Cancer Drug May Prevent Stroke-Related Brain Injury
WebMD News Archive
Jan. 31, 2001 -- Each year some 750,000 people in the U.S. suffer strokes, and two-thirds of those who survive the initial attack will develop moderate to severe permanent disability due to brain injury. While drugs designed to break up blood clots can reduce permanent injuries in many patients, they must be given within three hours of a stroke to be effective.
Now, very preliminary mouse studies from a California research center suggest that a new approach to treating strokes, in which a drug is given to prevent the brain from swelling, may dramatically reduce permanent injury. And the drug appears to be effective for up to six hours following a stroke, doubling the window of therapeutic opportunity for patients.
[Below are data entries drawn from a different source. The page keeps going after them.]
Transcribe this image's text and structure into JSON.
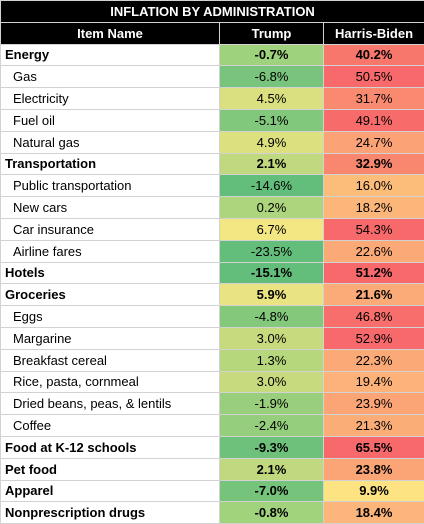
{
  "chart_data": {
    "type": "table",
    "title": "INFLATION BY ADMINISTRATION",
    "columns": [
      "Item Name",
      "Trump",
      "Harris-Biden"
    ],
    "rows": [
      {
        "item": "Energy",
        "trump": "-0.7%",
        "biden": "40.2%",
        "bold": true,
        "trump_color": "#9fd27c",
        "biden_color": "#f8776d"
      },
      {
        "item": "Gas",
        "trump": "-6.8%",
        "biden": "50.5%",
        "bold": false,
        "trump_color": "#79c47c",
        "biden_color": "#f8696b"
      },
      {
        "item": "Electricity",
        "trump": "4.5%",
        "biden": "31.7%",
        "bold": false,
        "trump_color": "#dadf7f",
        "biden_color": "#f98a70"
      },
      {
        "item": "Fuel oil",
        "trump": "-5.1%",
        "biden": "49.1%",
        "bold": false,
        "trump_color": "#81c77c",
        "biden_color": "#f86b6b"
      },
      {
        "item": "Natural gas",
        "trump": "4.9%",
        "biden": "24.7%",
        "bold": false,
        "trump_color": "#dde07f",
        "biden_color": "#fba276"
      },
      {
        "item": "Transportation",
        "trump": "2.1%",
        "biden": "32.9%",
        "bold": true,
        "trump_color": "#c0d97e",
        "biden_color": "#f9876f"
      },
      {
        "item": "Public transportation",
        "trump": "-14.6%",
        "biden": "16.0%",
        "bold": false,
        "trump_color": "#63be7b",
        "biden_color": "#fcbd7b"
      },
      {
        "item": "New cars",
        "trump": "0.2%",
        "biden": "18.2%",
        "bold": false,
        "trump_color": "#add57d",
        "biden_color": "#fcb67a"
      },
      {
        "item": "Car insurance",
        "trump": "6.7%",
        "biden": "54.3%",
        "bold": false,
        "trump_color": "#f2e783",
        "biden_color": "#f8696b"
      },
      {
        "item": "Airline fares",
        "trump": "-23.5%",
        "biden": "22.6%",
        "bold": false,
        "trump_color": "#63be7b",
        "biden_color": "#fba977"
      },
      {
        "item": "Hotels",
        "trump": "-15.1%",
        "biden": "51.2%",
        "bold": true,
        "trump_color": "#63be7b",
        "biden_color": "#f8696b"
      },
      {
        "item": "Groceries",
        "trump": "5.9%",
        "biden": "21.6%",
        "bold": true,
        "trump_color": "#e9e382",
        "biden_color": "#fbab77"
      },
      {
        "item": "Eggs",
        "trump": "-4.8%",
        "biden": "46.8%",
        "bold": false,
        "trump_color": "#84c87c",
        "biden_color": "#f86e6c"
      },
      {
        "item": "Margarine",
        "trump": "3.0%",
        "biden": "52.9%",
        "bold": false,
        "trump_color": "#c8da7e",
        "biden_color": "#f8696b"
      },
      {
        "item": "Breakfast cereal",
        "trump": "1.3%",
        "biden": "22.3%",
        "bold": false,
        "trump_color": "#b7d77d",
        "biden_color": "#fbaa77"
      },
      {
        "item": "Rice, pasta, cornmeal",
        "trump": "3.0%",
        "biden": "19.4%",
        "bold": false,
        "trump_color": "#c8da7e",
        "biden_color": "#fcb279"
      },
      {
        "item": "Dried beans, peas, & lentils",
        "trump": "-1.9%",
        "biden": "23.9%",
        "bold": false,
        "trump_color": "#99cf7c",
        "biden_color": "#fba576"
      },
      {
        "item": "Coffee",
        "trump": "-2.4%",
        "biden": "21.3%",
        "bold": false,
        "trump_color": "#95ce7c",
        "biden_color": "#fbad78"
      },
      {
        "item": "Food at K-12 schools",
        "trump": "-9.3%",
        "biden": "65.5%",
        "bold": true,
        "trump_color": "#6ec17b",
        "biden_color": "#f8696b"
      },
      {
        "item": "Pet food",
        "trump": "2.1%",
        "biden": "23.8%",
        "bold": true,
        "trump_color": "#c0d97e",
        "biden_color": "#fba576"
      },
      {
        "item": "Apparel",
        "trump": "-7.0%",
        "biden": "9.9%",
        "bold": true,
        "trump_color": "#76c37c",
        "biden_color": "#fee382"
      },
      {
        "item": "Nonprescription drugs",
        "trump": "-0.8%",
        "biden": "18.4%",
        "bold": true,
        "trump_color": "#a1d27c",
        "biden_color": "#fcb57a"
      }
    ]
  }
}
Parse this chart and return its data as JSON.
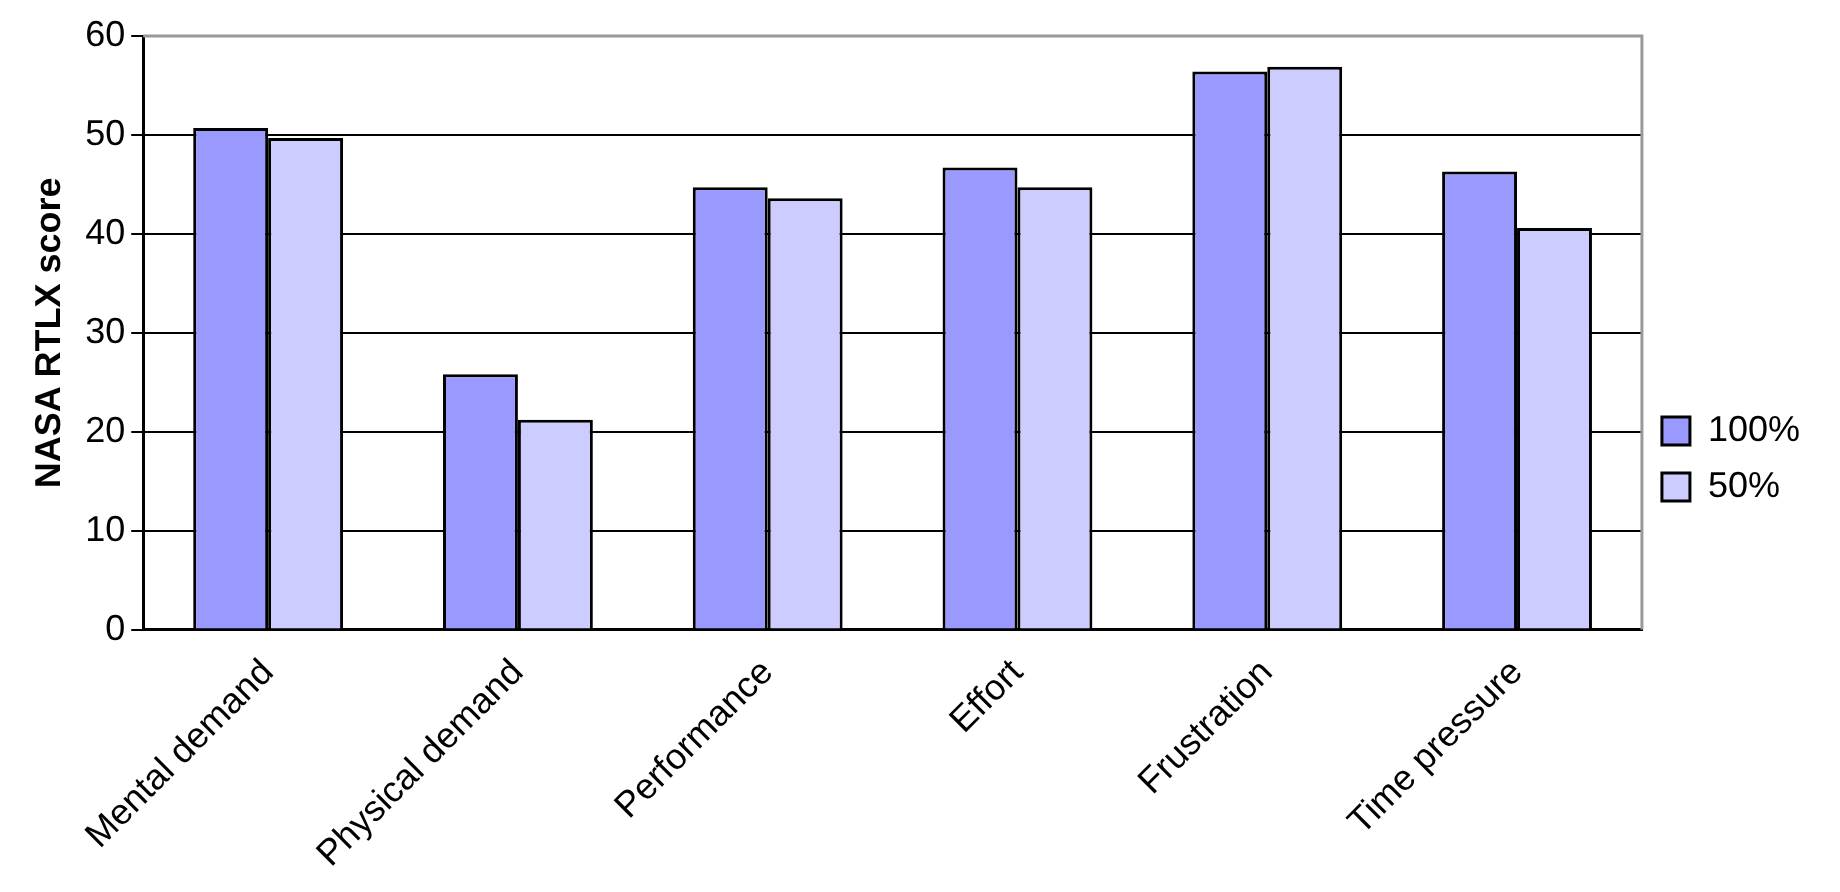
{
  "chart_data": {
    "type": "bar",
    "ylabel": "NASA RTLX score",
    "categories": [
      "Mental demand",
      "Physical demand",
      "Performance",
      "Effort",
      "Frustration",
      "Time pressure"
    ],
    "series": [
      {
        "name": "100%",
        "color": "#9999ff",
        "values": [
          50.7,
          25.8,
          44.7,
          46.7,
          56.4,
          46.3
        ]
      },
      {
        "name": "50%",
        "color": "#ccccff",
        "values": [
          49.7,
          21.2,
          43.6,
          44.7,
          56.9,
          40.6
        ]
      }
    ],
    "ylim": [
      0,
      60
    ],
    "yticks": [
      0,
      10,
      20,
      30,
      40,
      50,
      60
    ],
    "grid": "y",
    "legend": "right"
  }
}
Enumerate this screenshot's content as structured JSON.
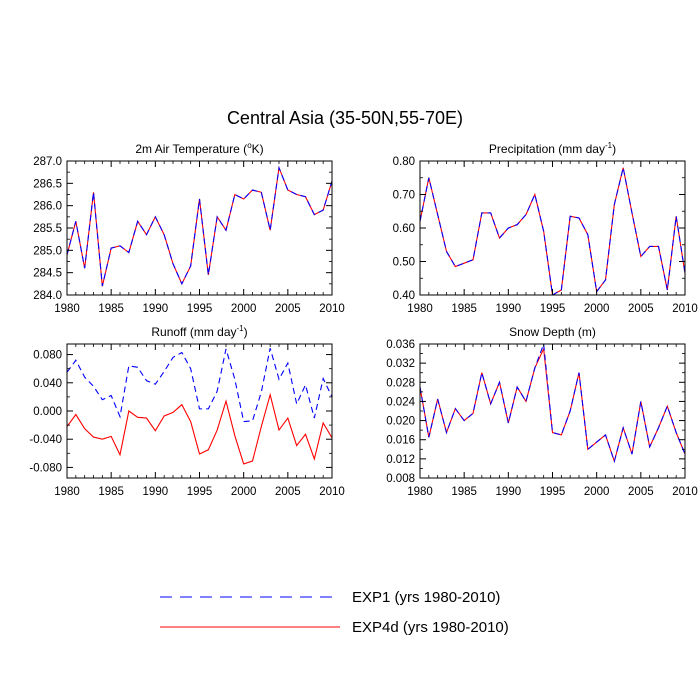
{
  "main_title": "Central Asia (35-50N,55-70E)",
  "colors": {
    "exp1": "#0000ff",
    "exp4d": "#ff0000"
  },
  "legend": [
    {
      "key": "exp1",
      "label": "EXP1 (yrs 1980-2010)",
      "style": "dashed"
    },
    {
      "key": "exp4d",
      "label": "EXP4d (yrs 1980-2010)",
      "style": "solid"
    }
  ],
  "chart_data": [
    {
      "type": "line",
      "id": "temp",
      "title": "2m Air Temperature (",
      "title_sup": "o",
      "title_post": "K)",
      "xlim": [
        1980,
        2010
      ],
      "ylim": [
        284.0,
        287.0
      ],
      "x_ticks": [
        "1980",
        "1985",
        "1990",
        "1995",
        "2000",
        "2005",
        "2010"
      ],
      "y_ticks": [
        "284.0",
        "284.5",
        "285.0",
        "285.5",
        "286.0",
        "286.5",
        "287.0"
      ],
      "x": [
        1980,
        1981,
        1982,
        1983,
        1984,
        1985,
        1986,
        1987,
        1988,
        1989,
        1990,
        1991,
        1992,
        1993,
        1994,
        1995,
        1996,
        1997,
        1998,
        1999,
        2000,
        2001,
        2002,
        2003,
        2004,
        2005,
        2006,
        2007,
        2008,
        2009,
        2010
      ],
      "series": [
        {
          "name": "EXP1",
          "style": "dashed",
          "values": [
            284.9,
            285.65,
            284.6,
            286.3,
            284.2,
            285.05,
            285.1,
            284.95,
            285.65,
            285.35,
            285.75,
            285.35,
            284.7,
            284.25,
            284.65,
            286.15,
            284.45,
            285.75,
            285.45,
            286.25,
            286.15,
            286.35,
            286.3,
            285.45,
            286.85,
            286.35,
            286.25,
            286.2,
            285.8,
            285.9,
            286.55
          ]
        },
        {
          "name": "EXP4d",
          "style": "solid",
          "values": [
            284.9,
            285.65,
            284.6,
            286.3,
            284.2,
            285.05,
            285.1,
            284.95,
            285.65,
            285.35,
            285.75,
            285.35,
            284.7,
            284.25,
            284.65,
            286.15,
            284.45,
            285.75,
            285.45,
            286.25,
            286.15,
            286.35,
            286.3,
            285.45,
            286.85,
            286.35,
            286.25,
            286.2,
            285.8,
            285.9,
            286.55
          ]
        }
      ]
    },
    {
      "type": "line",
      "id": "precip",
      "title": "Precipitation (mm day",
      "title_sup": "-1",
      "title_post": ")",
      "xlim": [
        1980,
        2010
      ],
      "ylim": [
        0.4,
        0.8
      ],
      "x_ticks": [
        "1980",
        "1985",
        "1990",
        "1995",
        "2000",
        "2005",
        "2010"
      ],
      "y_ticks": [
        "0.40",
        "0.50",
        "0.60",
        "0.70",
        "0.80"
      ],
      "x": [
        1980,
        1981,
        1982,
        1983,
        1984,
        1985,
        1986,
        1987,
        1988,
        1989,
        1990,
        1991,
        1992,
        1993,
        1994,
        1995,
        1996,
        1997,
        1998,
        1999,
        2000,
        2001,
        2002,
        2003,
        2004,
        2005,
        2006,
        2007,
        2008,
        2009,
        2010
      ],
      "series": [
        {
          "name": "EXP1",
          "style": "dashed",
          "values": [
            0.62,
            0.75,
            0.64,
            0.53,
            0.485,
            0.495,
            0.505,
            0.645,
            0.645,
            0.57,
            0.6,
            0.61,
            0.64,
            0.7,
            0.59,
            0.4,
            0.415,
            0.635,
            0.63,
            0.58,
            0.41,
            0.445,
            0.67,
            0.78,
            0.645,
            0.515,
            0.545,
            0.545,
            0.415,
            0.635,
            0.465
          ]
        },
        {
          "name": "EXP4d",
          "style": "solid",
          "values": [
            0.62,
            0.75,
            0.64,
            0.53,
            0.485,
            0.495,
            0.505,
            0.645,
            0.645,
            0.57,
            0.6,
            0.61,
            0.64,
            0.7,
            0.59,
            0.4,
            0.415,
            0.635,
            0.63,
            0.58,
            0.41,
            0.445,
            0.67,
            0.78,
            0.645,
            0.515,
            0.545,
            0.545,
            0.415,
            0.635,
            0.465
          ]
        }
      ]
    },
    {
      "type": "line",
      "id": "runoff",
      "title": "Runoff (mm day",
      "title_sup": "-1",
      "title_post": ")",
      "xlim": [
        1980,
        2010
      ],
      "ylim": [
        -0.095,
        0.095
      ],
      "x_ticks": [
        "1980",
        "1985",
        "1990",
        "1995",
        "2000",
        "2005",
        "2010"
      ],
      "y_ticks": [
        "-0.080",
        "-0.040",
        "0.000",
        "0.040",
        "0.080"
      ],
      "y_tick_values": [
        -0.08,
        -0.04,
        0.0,
        0.04,
        0.08
      ],
      "x": [
        1980,
        1981,
        1982,
        1983,
        1984,
        1985,
        1986,
        1987,
        1988,
        1989,
        1990,
        1991,
        1992,
        1993,
        1994,
        1995,
        1996,
        1997,
        1998,
        1999,
        2000,
        2001,
        2002,
        2003,
        2004,
        2005,
        2006,
        2007,
        2008,
        2009,
        2010
      ],
      "series": [
        {
          "name": "EXP1",
          "style": "dashed",
          "values": [
            0.055,
            0.072,
            0.048,
            0.035,
            0.016,
            0.022,
            -0.008,
            0.064,
            0.062,
            0.043,
            0.038,
            0.056,
            0.076,
            0.083,
            0.06,
            0.003,
            0.003,
            0.028,
            0.088,
            0.045,
            -0.015,
            -0.014,
            0.027,
            0.089,
            0.045,
            0.068,
            0.01,
            0.037,
            -0.01,
            0.046,
            0.02
          ]
        },
        {
          "name": "EXP4d",
          "style": "solid",
          "values": [
            -0.022,
            -0.005,
            -0.025,
            -0.037,
            -0.04,
            -0.036,
            -0.062,
            0.0,
            -0.009,
            -0.01,
            -0.028,
            -0.007,
            -0.002,
            0.009,
            -0.015,
            -0.061,
            -0.055,
            -0.027,
            0.014,
            -0.035,
            -0.075,
            -0.071,
            -0.022,
            0.023,
            -0.027,
            -0.01,
            -0.049,
            -0.033,
            -0.068,
            -0.017,
            -0.038
          ]
        }
      ]
    },
    {
      "type": "line",
      "id": "snow",
      "title": "Snow Depth (m)",
      "title_sup": "",
      "title_post": "",
      "xlim": [
        1980,
        2010
      ],
      "ylim": [
        0.008,
        0.036
      ],
      "x_ticks": [
        "1980",
        "1985",
        "1990",
        "1995",
        "2000",
        "2005",
        "2010"
      ],
      "y_ticks": [
        "0.008",
        "0.012",
        "0.016",
        "0.020",
        "0.024",
        "0.028",
        "0.032",
        "0.036"
      ],
      "x": [
        1980,
        1981,
        1982,
        1983,
        1984,
        1985,
        1986,
        1987,
        1988,
        1989,
        1990,
        1991,
        1992,
        1993,
        1994,
        1995,
        1996,
        1997,
        1998,
        1999,
        2000,
        2001,
        2002,
        2003,
        2004,
        2005,
        2006,
        2007,
        2008,
        2009,
        2010
      ],
      "series": [
        {
          "name": "EXP1",
          "style": "dashed",
          "values": [
            0.027,
            0.0165,
            0.0245,
            0.0175,
            0.0225,
            0.02,
            0.0215,
            0.03,
            0.0235,
            0.028,
            0.0195,
            0.027,
            0.024,
            0.031,
            0.036,
            0.0175,
            0.017,
            0.022,
            0.03,
            0.014,
            0.0155,
            0.017,
            0.0115,
            0.0185,
            0.013,
            0.024,
            0.0145,
            0.0185,
            0.023,
            0.0175,
            0.013
          ]
        },
        {
          "name": "EXP4d",
          "style": "solid",
          "values": [
            0.027,
            0.0165,
            0.0245,
            0.0175,
            0.0225,
            0.02,
            0.0215,
            0.03,
            0.0235,
            0.028,
            0.0195,
            0.027,
            0.024,
            0.031,
            0.035,
            0.0175,
            0.017,
            0.022,
            0.03,
            0.014,
            0.0155,
            0.017,
            0.0115,
            0.0185,
            0.013,
            0.024,
            0.0145,
            0.0185,
            0.023,
            0.0175,
            0.013
          ]
        }
      ]
    }
  ]
}
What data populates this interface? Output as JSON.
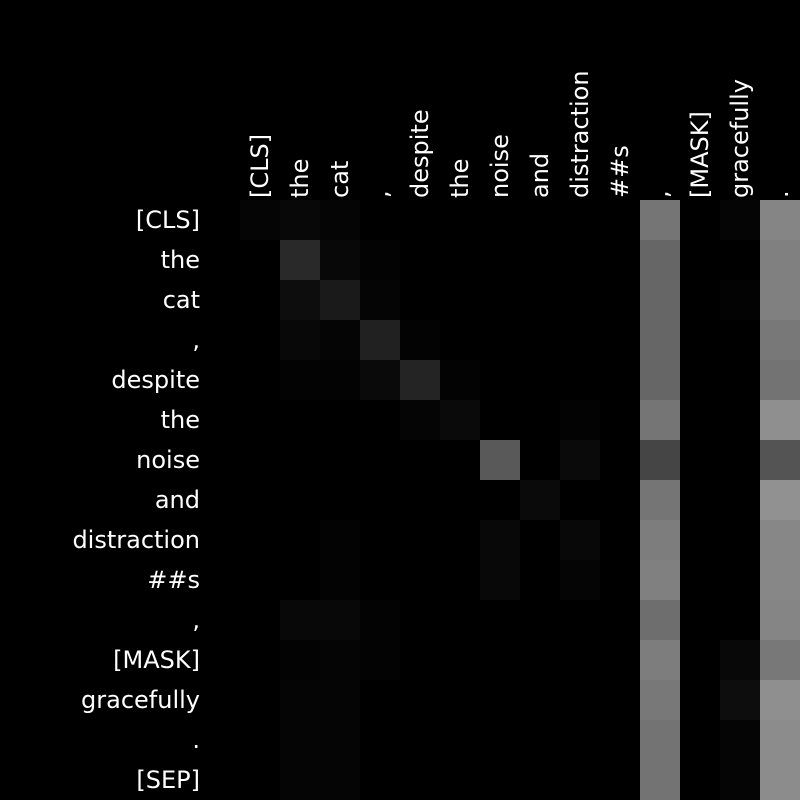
{
  "chart_data": {
    "type": "heatmap",
    "tokens": [
      "[CLS]",
      "the",
      "cat",
      ",",
      "despite",
      "the",
      "noise",
      "and",
      "distraction",
      "##s",
      ",",
      "[MASK]",
      "gracefully",
      ".",
      "[SEP]"
    ],
    "x_tick_labels": [
      "[CLS]",
      "the",
      "cat",
      ",",
      "despite",
      "the",
      "noise",
      "and",
      "distraction",
      "##s",
      ",",
      "[MASK]",
      "gracefully",
      ".",
      "[SEP]"
    ],
    "y_tick_labels": [
      "[CLS]",
      "the",
      "cat",
      ",",
      "despite",
      "the",
      "noise",
      "and",
      "distraction",
      "##s",
      ",",
      "[MASK]",
      "gracefully",
      ".",
      "[SEP]"
    ],
    "x_axis_position": "top",
    "x_tick_rotation": "vertical",
    "colormap": "grayscale (black = 0, white = 1)",
    "value_range": [
      0,
      1
    ],
    "grid": false,
    "legend": "none",
    "matrix": [
      [
        0.02,
        0.03,
        0.02,
        0.0,
        0.0,
        0.0,
        0.0,
        0.0,
        0.0,
        0.0,
        0.46,
        0.0,
        0.02,
        0.52,
        0.0
      ],
      [
        0.0,
        0.16,
        0.03,
        0.01,
        0.0,
        0.0,
        0.0,
        0.0,
        0.0,
        0.0,
        0.4,
        0.0,
        0.0,
        0.5,
        0.0
      ],
      [
        0.0,
        0.05,
        0.1,
        0.02,
        0.0,
        0.0,
        0.0,
        0.0,
        0.0,
        0.0,
        0.4,
        0.0,
        0.01,
        0.5,
        0.0
      ],
      [
        0.0,
        0.03,
        0.02,
        0.13,
        0.01,
        0.0,
        0.0,
        0.0,
        0.0,
        0.0,
        0.4,
        0.0,
        0.0,
        0.47,
        0.0
      ],
      [
        0.0,
        0.01,
        0.01,
        0.04,
        0.14,
        0.01,
        0.0,
        0.0,
        0.0,
        0.0,
        0.4,
        0.0,
        0.0,
        0.45,
        0.0
      ],
      [
        0.0,
        0.0,
        0.0,
        0.0,
        0.02,
        0.04,
        0.0,
        0.0,
        0.01,
        0.0,
        0.46,
        0.0,
        0.0,
        0.56,
        0.0
      ],
      [
        0.0,
        0.0,
        0.0,
        0.0,
        0.0,
        0.0,
        0.35,
        0.0,
        0.04,
        0.0,
        0.27,
        0.0,
        0.0,
        0.33,
        0.0
      ],
      [
        0.0,
        0.0,
        0.0,
        0.0,
        0.0,
        0.0,
        0.0,
        0.04,
        0.0,
        0.0,
        0.46,
        0.0,
        0.0,
        0.57,
        0.0
      ],
      [
        0.0,
        0.0,
        0.01,
        0.0,
        0.0,
        0.0,
        0.03,
        0.0,
        0.03,
        0.0,
        0.49,
        0.0,
        0.0,
        0.53,
        0.0
      ],
      [
        0.0,
        0.0,
        0.01,
        0.0,
        0.0,
        0.0,
        0.03,
        0.0,
        0.02,
        0.0,
        0.5,
        0.0,
        0.0,
        0.53,
        0.0
      ],
      [
        0.0,
        0.03,
        0.03,
        0.01,
        0.0,
        0.0,
        0.0,
        0.0,
        0.0,
        0.0,
        0.43,
        0.0,
        0.0,
        0.52,
        0.0
      ],
      [
        0.0,
        0.01,
        0.02,
        0.01,
        0.0,
        0.0,
        0.0,
        0.0,
        0.0,
        0.0,
        0.49,
        0.0,
        0.03,
        0.47,
        0.0
      ],
      [
        0.0,
        0.02,
        0.02,
        0.0,
        0.0,
        0.0,
        0.0,
        0.0,
        0.0,
        0.0,
        0.47,
        0.0,
        0.05,
        0.56,
        0.0
      ],
      [
        0.0,
        0.02,
        0.02,
        0.0,
        0.0,
        0.0,
        0.0,
        0.0,
        0.0,
        0.0,
        0.45,
        0.0,
        0.02,
        0.55,
        0.0
      ],
      [
        0.0,
        0.02,
        0.02,
        0.0,
        0.0,
        0.0,
        0.0,
        0.0,
        0.0,
        0.0,
        0.45,
        0.0,
        0.02,
        0.55,
        0.0
      ]
    ]
  }
}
"For people who have just had a stroke, that extra time is critical," study author David A. Cheresh, PhD, of Scripps Research Institute in La Jolla, Calif., tells WebMD. "Right now, many, many people don't make it to the hospital in time to receive the clot-busting drugs. Our study showed that a single dose of this drug, given for up to six hours after an event, gave a significant level of protection against brain injury." Cheresh and colleagues published their results in the February issue of Nature Medicine.
As the U.S. population ages and stroke incidence rises, the discovery of drugs that limit stroke-related brain damage and work for longer periods following an event is more critical than ever, American Stroke Association advisory committee chairman Edgar Kenton, MD, tells WebMD. He says these researchers, and others evaluating therapies that protect the brain immediately after a stroke, appear to be on the right track. Kenton is a professor of clinical neurology at Philadelphia's Thomas Jefferson University.
"The drugs that are now available are OK if given within this three-hour period, but studies have shown that the majority of people are not reaching the hospital during that time," Kenton says. "The average is closer to 22 hours, so the more we can extend that treatment window the better. Eventually, we may be able to use these neuroprotectors as much as 24 hours or more after a stroke."